An Egyptian man has also claimed ownership of the land in which Sharon was buried in the Negev Desert.

Hamas flexes military muscles as Sharon is buried

World Bulletin / News Desk

Flexing its military muscles, the Palestinian resistance group Hamas organized a military parade on Monday in Gaza City, several miles from the burial place of former Israeli premier Ariel Sharon.

"The parade is a message to the Israeli enemy," Ismail Haniyeh, the prime minister of the Hamas-led Gaza government, told the ceremony.

"Our fight is with the Israeli occupation, not with any Palestinian or any party in the region," he asserted.

Interior Minister Fathi Hammad said security agencies will continue to protect Palestinian resistance groups.

"As one of the Israeli criminals is being buried nearby, we are building a nation here," he told the ceremony.

Sharon, 85, died on Saturday after eight years in a coma.

He was buried in his farm in the Negev Desert some 10km from the Gaza Strip.

"Sharon, who killed our leaders, is being buried a few kilometers away," said one Hamas military officer. "Now, we are more organized and powerful."

When Sharon was a prime minister from 2001 to 2006, Israel assassinated a host of leading Hamas figures, including spiritual leader Ahmed Yassin and senior leaders Abdel-Aziz al-Rantissi and Salah Shahata.

Message

Analysts said the military parade was meant to send a message to Israel.

"It shows that all Israeli attempts to weaken Hamas had failed," Hani al-Basos, political science professor at Gaza's Islamic University, told Anadolu Agency.

"The Palestinian group still exists and has become more powerful," he added.

The analyst said that Sharon had tried to crush the Palestinian resistance.

"His term was fraught with assassinations of Palestinian political and resistance leaders," he recalled.

Ibrahim al-Madhoun, the head of the Gaza-based Future research center, agrees.

"Sharon had carried out several massacres against Palestinians and pursued a policy of assassinations to undermine the resistance, but his policy had failed," he told AA.

"Despite Sharon's attempts, Hamas joined politics, formed a government and boosted its military wing," al-Madhoun said.

He noted that despite two Israeli onslaughts in 2009 and 2012, Hamas remained resilient and still has the ability to harm Israel.

"This is Hamas's message to Israel," he said.

Egyptian claims ownership of Sharon's burial site

An Egyptian citizen is claiming ownership of the Negev Desert site where late Israeli prime minister Ariel Sharon has been buried.
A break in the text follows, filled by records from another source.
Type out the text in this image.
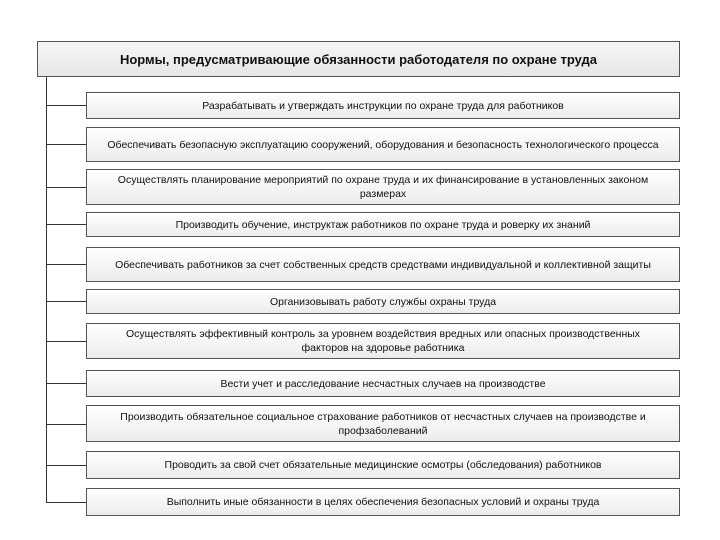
Нормы, предусматривающие обязанности работодателя по охране труда
Разрабатывать и утверждать инструкции по охране труда для работников
Обеспечивать безопасную эксплуатацию сооружений, оборудования и безопасность технологического процесса
Осуществлять планирование мероприятий по охране труда и их финансирование в установленных законом размерах
Производить обучение, инструктаж работников по охране труда и роверку их знаний
Обеспечивать работников за счет собственных средств средствами индивидуальной и коллективной защиты
Организовывать работу службы охраны труда
Осуществлять эффективный контроль за уровнем воздействия вредных или опасных производственных факторов на здоровье работника
Вести учет и расследование несчастных случаев на производстве
Производить обязательное социальное страхование работников от несчастных случаев на производстве и профзаболеваний
Проводить за свой счет обязательные медицинские осмотры (обследования) работников
Выполнить иные обязанности в целях обеспечения безопасных условий и охраны труда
"We have all the documents to prove our ownership of the land on which the farm was built," Fayez Selim Suleiman al-Zerbawi told Anadolu Agency.

Sharon, who was pronounced dead on Saturday, was buried Monday in his farm in the Negev Desert.
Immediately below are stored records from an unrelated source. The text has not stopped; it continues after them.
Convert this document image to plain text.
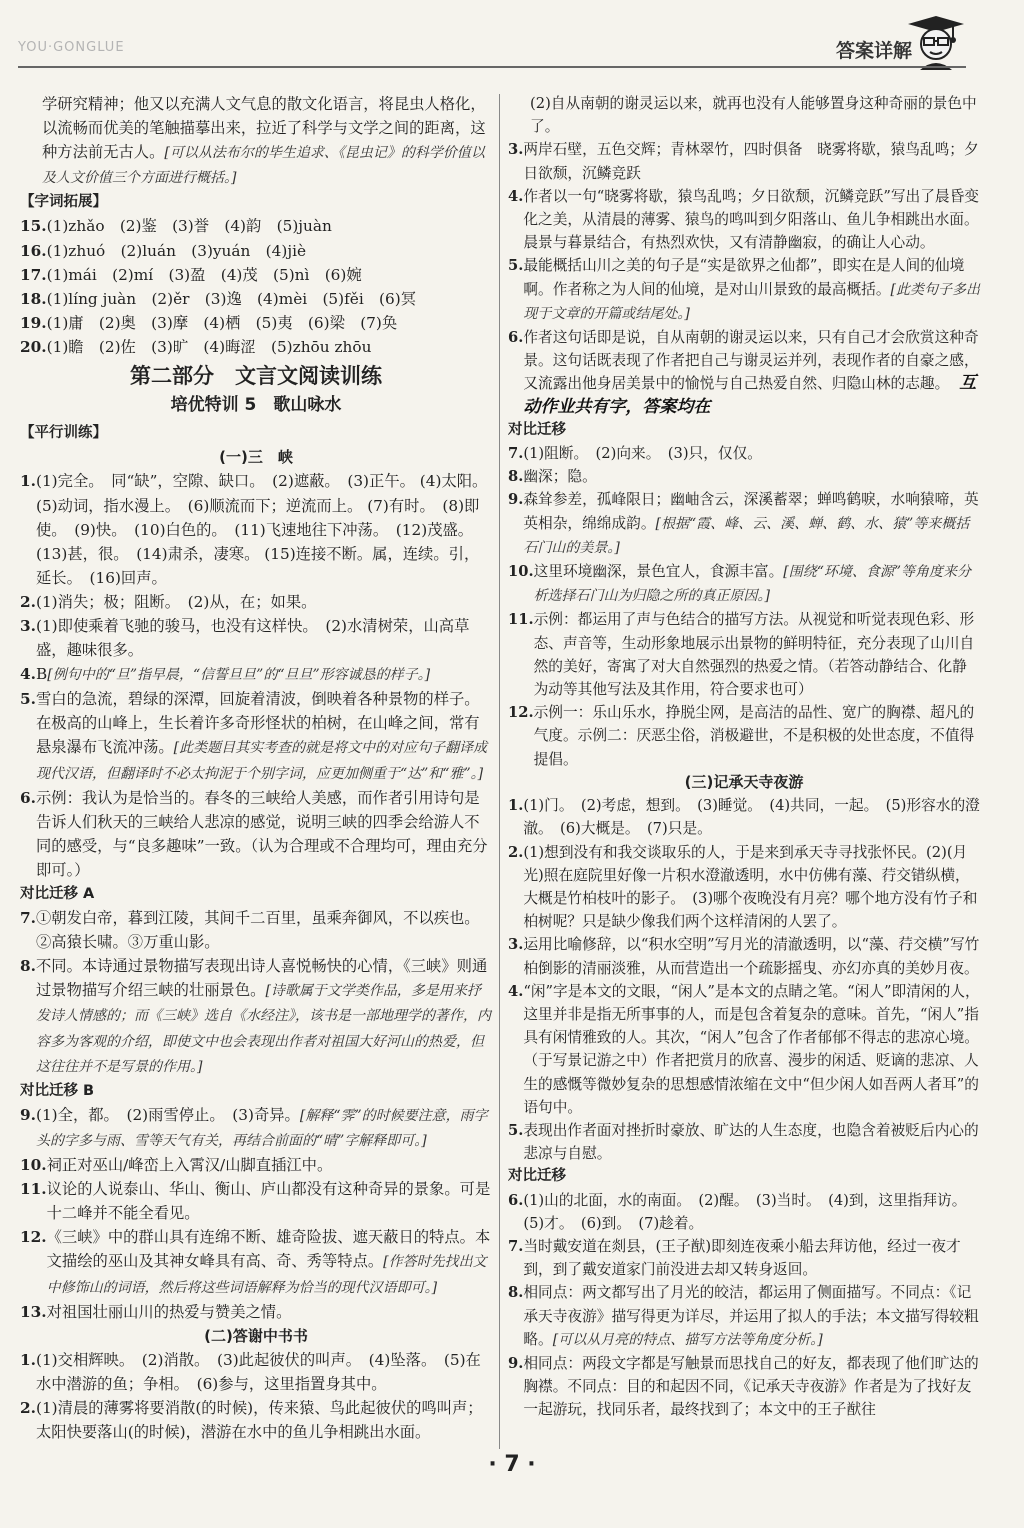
YOU·GONGLUE	答案详解

学研究精神；他又以充满人文气息的散文化语言，将昆虫人格化，以流畅而优美的笔触描摹出来，拉近了科学与文学之间的距离，这种方法前无古人。[可以从法布尔的毕生追求、《昆虫记》的科学价值以及人文价值三个方面进行概括。]

【字词拓展】
15. (1)zhǎo　(2)鉴　(3)誉　(4)韵　(5)juàn
16. (1)zhuó　(2)luán　(3)yuán　(4)jiè
17. (1)mái　(2)mí　(3)盈　(4)茂　(5)nì　(6)婉
18. (1)líng juàn　(2)ěr　(3)逸　(4)mèi　(5)fěi　(6)冥
19. (1)庸　(2)奥　(3)摩　(4)栖　(5)夷　(6)梁　(7)奂
20. (1)瞻　(2)佐　(3)旷　(4)晦涩　(5)zhōu zhōu
第二部分　文言文阅读训练
培优特训 5　歌山咏水
【平行训练】
(一)三　峡
1. (1)完全。　同“缺”，空隙、缺口。　(2)遮蔽。　(3)正午。 (4)太阳。　(5)动词，指水漫上。　(6)顺流而下；逆流而上。 (7)有时。　(8)即使。　(9)快。　(10)白色的。　(11)飞速地往下冲荡。　(12)茂盛。　(13)甚，很。　(14)肃杀，凄寒。 (15)连接不断。属，连续。引，延长。　(16)回声。
2. (1)消失；极；阻断。　(2)从，在；如果。
3. (1)即使乘着飞驰的骏马，也没有这样快。　(2)水清树荣，山高草盛，趣味很多。
4. B[例句中的“旦”指早晨，“信誓旦旦”的“旦旦”形容诚恳的样子。]
5. 雪白的急流，碧绿的深潭，回旋着清波，倒映着各种景物的样子。在极高的山峰上，生长着许多奇形怪状的柏树，在山峰之间，常有悬泉瀑布飞流冲荡。[此类题目其实考查的就是将文中的对应句子翻译成现代汉语，但翻译时不必太拘泥于个别字词，应更加侧重于“达”和“雅”。]
6. 示例：我认为是恰当的。春冬的三峡给人美感，而作者引用诗句是告诉人们秋天的三峡给人悲凉的感觉，说明三峡的四季会给游人不同的感受，与“良多趣味”一致。（认为合理或不合理均可，理由充分即可。）
对比迁移 A
7. ①朝发白帝，暮到江陵，其间千二百里，虽乘奔御风，不以疾也。②高猿长啸。③万重山影。
8. 不同。本诗通过景物描写表现出诗人喜悦畅快的心情，《三峡》则通过景物描写介绍三峡的壮丽景色。[诗歌属于文学类作品，多是用来抒发诗人情感的；而《三峡》选自《水经注》，该书是一部地理学的著作，内容多为客观的介绍，即使文中也会表现出作者对祖国大好河山的热爱，但这往往并不是写景的作用。]
对比迁移 B
9. (1)全，都。　(2)雨雪停止。　(3)奇异。[解释“霁”的时候要注意，雨字头的字多与雨、雪等天气有关，再结合前面的“晴”字解释即可。]
10. 祠正对巫山/峰峦上入霄汉/山脚直插江中。
11. 议论的人说泰山、华山、衡山、庐山都没有这种奇异的景象。可是十二峰并不能全看见。
12. 《三峡》中的群山具有连绵不断、雄奇险拔、遮天蔽日的特点。本文描绘的巫山及其神女峰具有高、奇、秀等特点。[作答时先找出文中修饰山的词语，然后将这些词语解释为恰当的现代汉语即可。]
13. 对祖国壮丽山川的热爱与赞美之情。
(二)答谢中书书
1. (1)交相辉映。　(2)消散。　(3)此起彼伏的叫声。　(4)坠落。　(5)在水中潜游的鱼；争相。　(6)参与，这里指置身其中。
2. (1)清晨的薄雾将要消散(的时候)，传来猿、鸟此起彼伏的鸣叫声；太阳快要落山(的时候)，潜游在水中的鱼儿争相跳出水面。

(2)自从南朝的谢灵运以来，就再也没有人能够置身这种奇丽的景色中了。

3. 两岸石壁，五色交辉；青林翠竹，四时俱备　晓雾将歇，猿鸟乱鸣；夕日欲颓，沉鳞竞跃
4. 作者以一句“晓雾将歇，猿鸟乱鸣；夕日欲颓，沉鳞竞跃”写出了晨昏变化之美，从清晨的薄雾、猿鸟的鸣叫到夕阳落山、鱼儿争相跳出水面。晨景与暮景结合，有热烈欢快，又有清静幽寂，的确让人心动。
5. 最能概括山川之美的句子是“实是欲界之仙都”，即实在是人间的仙境啊。作者称之为人间的仙境，是对山川景致的最高概括。[此类句子多出现于文章的开篇或结尾处。]
6. 作者这句话即是说，自从南朝的谢灵运以来，只有自己才会欣赏这种奇景。这句话既表现了作者把自己与谢灵运并列，表现作者的自豪之感，又流露出他身居美景中的愉悦与自己热爱自然、归隐山林的志趣。 互动作业共有字，答案均在
对比迁移
7. (1)阻断。　(2)向来。　(3)只，仅仅。
8. 幽深；隐。
9. 森耸参差，孤峰限日；幽岫含云，深溪蓄翠；蝉鸣鹤唳，水响猿啼，英英相杂，绵绵成韵。[根据“霞、峰、云、溪、蝉、鹤、水、猿”等来概括石门山的美景。]
10. 这里环境幽深，景色宜人，食源丰富。[围绕“环境、食源”等角度来分析选择石门山为归隐之所的真正原因。]
11. 示例：都运用了声与色结合的描写方法。从视觉和听觉表现色彩、形态、声音等，生动形象地展示出景物的鲜明特征，充分表现了山川自然的美好，寄寓了对大自然强烈的热爱之情。（若答动静结合、化静为动等其他写法及其作用，符合要求也可）
12. 示例一：乐山乐水，挣脱尘网，是高洁的品性、宽广的胸襟、超凡的气度。示例二：厌恶尘俗，消极避世，不是积极的处世态度，不值得提倡。
(三)记承天寺夜游
1. (1)门。　(2)考虑，想到。　(3)睡觉。　(4)共同，一起。　(5)形容水的澄澈。　(6)大概是。　(7)只是。
2. (1)想到没有和我交谈取乐的人，于是来到承天寺寻找张怀民。(2)(月光)照在庭院里好像一片积水澄澈透明，水中仿佛有藻、荇交错纵横，大概是竹柏枝叶的影子。　(3)哪个夜晚没有月亮？哪个地方没有竹子和柏树呢？只是缺少像我们两个这样清闲的人罢了。
3. 运用比喻修辞，以“积水空明”写月光的清澈透明，以“藻、荇交横”写竹柏倒影的清丽淡雅，从而营造出一个疏影摇曳、亦幻亦真的美妙月夜。
4. “闲”字是本文的文眼，“闲人”是本文的点睛之笔。“闲人”即清闲的人，这里并非是指无所事事的人，而是包含着复杂的意味。首先，“闲人”指具有闲情雅致的人。其次，“闲人”包含了作者郁郁不得志的悲凉心境。（于写景记游之中）作者把赏月的欣喜、漫步的闲适、贬谪的悲凉、人生的感慨等微妙复杂的思想感情浓缩在文中“但少闲人如吾两人者耳”的语句中。
5. 表现出作者面对挫折时豪放、旷达的人生态度，也隐含着被贬后内心的悲凉与自慰。
对比迁移
6. (1)山的北面，水的南面。　(2)醒。　(3)当时。　(4)到，这里指拜访。　(5)才。　(6)到。　(7)趁着。
7. 当时戴安道在剡县，(王子猷)即刻连夜乘小船去拜访他，经过一夜才到，到了戴安道家门前没进去却又转身返回。
8. 相同点：两文都写出了月光的皎洁，都运用了侧面描写。不同点：《记承天寺夜游》描写得更为详尽，并运用了拟人的手法；本文描写得较粗略。[可以从月亮的特点、描写方法等角度分析。]
9. 相同点：两段文字都是写触景而思找自己的好友，都表现了他们旷达的胸襟。不同点：目的和起因不同，《记承天寺夜游》作者是为了找好友一起游玩，找同乐者，最终找到了；本文中的王子猷往
· 7 ·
But al-Zerbawi, now over 60, insisted that his grandfathers, who used to live in the Negev Desert city of Beersheba, had bought the land in 1920.

He added that the land was registered in his grandfathers' name before the Negev Desert was occupied by Israel.
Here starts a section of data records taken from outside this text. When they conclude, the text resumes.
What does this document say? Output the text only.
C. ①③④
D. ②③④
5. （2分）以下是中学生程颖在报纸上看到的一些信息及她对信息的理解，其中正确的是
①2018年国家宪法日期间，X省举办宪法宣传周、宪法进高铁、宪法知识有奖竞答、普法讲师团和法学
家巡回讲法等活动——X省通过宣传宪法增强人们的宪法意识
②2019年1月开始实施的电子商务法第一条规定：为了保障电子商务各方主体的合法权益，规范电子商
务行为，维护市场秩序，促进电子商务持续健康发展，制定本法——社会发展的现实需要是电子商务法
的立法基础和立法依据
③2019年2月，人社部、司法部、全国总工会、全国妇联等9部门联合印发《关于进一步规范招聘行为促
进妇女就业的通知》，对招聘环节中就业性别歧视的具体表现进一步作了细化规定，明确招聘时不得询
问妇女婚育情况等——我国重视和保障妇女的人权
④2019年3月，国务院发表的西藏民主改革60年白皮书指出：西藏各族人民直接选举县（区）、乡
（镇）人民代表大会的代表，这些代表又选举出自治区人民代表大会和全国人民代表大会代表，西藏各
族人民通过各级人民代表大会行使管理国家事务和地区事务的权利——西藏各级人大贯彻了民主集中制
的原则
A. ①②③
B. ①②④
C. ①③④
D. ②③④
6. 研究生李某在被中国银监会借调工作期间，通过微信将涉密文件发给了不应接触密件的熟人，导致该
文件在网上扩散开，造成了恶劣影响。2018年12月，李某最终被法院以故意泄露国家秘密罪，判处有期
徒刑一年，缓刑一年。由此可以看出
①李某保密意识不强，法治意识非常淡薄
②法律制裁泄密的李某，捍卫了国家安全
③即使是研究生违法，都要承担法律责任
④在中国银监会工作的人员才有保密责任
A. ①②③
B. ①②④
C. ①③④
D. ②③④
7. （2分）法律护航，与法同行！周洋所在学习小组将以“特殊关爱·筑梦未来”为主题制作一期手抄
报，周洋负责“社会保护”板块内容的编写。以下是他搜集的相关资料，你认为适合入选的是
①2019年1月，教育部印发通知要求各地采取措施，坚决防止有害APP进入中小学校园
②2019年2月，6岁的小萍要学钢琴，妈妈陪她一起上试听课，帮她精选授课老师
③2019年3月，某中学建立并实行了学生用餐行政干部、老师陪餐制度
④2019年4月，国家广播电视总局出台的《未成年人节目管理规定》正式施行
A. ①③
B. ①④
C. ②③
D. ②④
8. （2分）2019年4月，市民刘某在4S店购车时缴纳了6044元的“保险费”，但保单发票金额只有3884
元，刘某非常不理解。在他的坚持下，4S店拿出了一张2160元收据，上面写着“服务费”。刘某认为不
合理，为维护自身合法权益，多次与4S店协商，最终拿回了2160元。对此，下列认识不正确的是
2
Al-Zerbawi said his grandfathers had to leave Beersheba to the Egyptian city of al-Arish in 1948 with the occupation of Palestine.

Despite this, the family still holds the title deeds for the land.

"The title deeds were officially recognized by the British and the Turks during their rule of the area," al-Zerbawi said.

He added that his family members had filed a lawsuit in Israeli courts to retain the farm from Sharon, but the Israeli courts failed to issue a ruling in the case.

He noted that the family had later presented the title deeds to the Egyptian Foreign Ministry so that it can take action in this regard, but the Foreign Ministry did not do anything either.

"I'm saddened because the man who usurped our land during his life usurped it in his death," lamented al-Zerbawi.

For millions of Arabs and Palestinians, Sharon was a war criminal.

He is blamed for the 1982 massacre of Sabra and Shatila during the Israeli invasion of southern Lebanon.

In 1983, Sharon was forced to resign as defense minister for failing to stop the massacre, in which thousands of civilians have reportedly been killed.

Sharon also sparked the second Palestinian uprising in 2000 by his provocative visit to Al-Aqsa Mosque, Islam's third holiest shrine, in the company of heavily armed Israeli guards.

"We will continue to pass the title deeds from one generation to the other until one day we restore our right," said a defiant al-Zerbawi.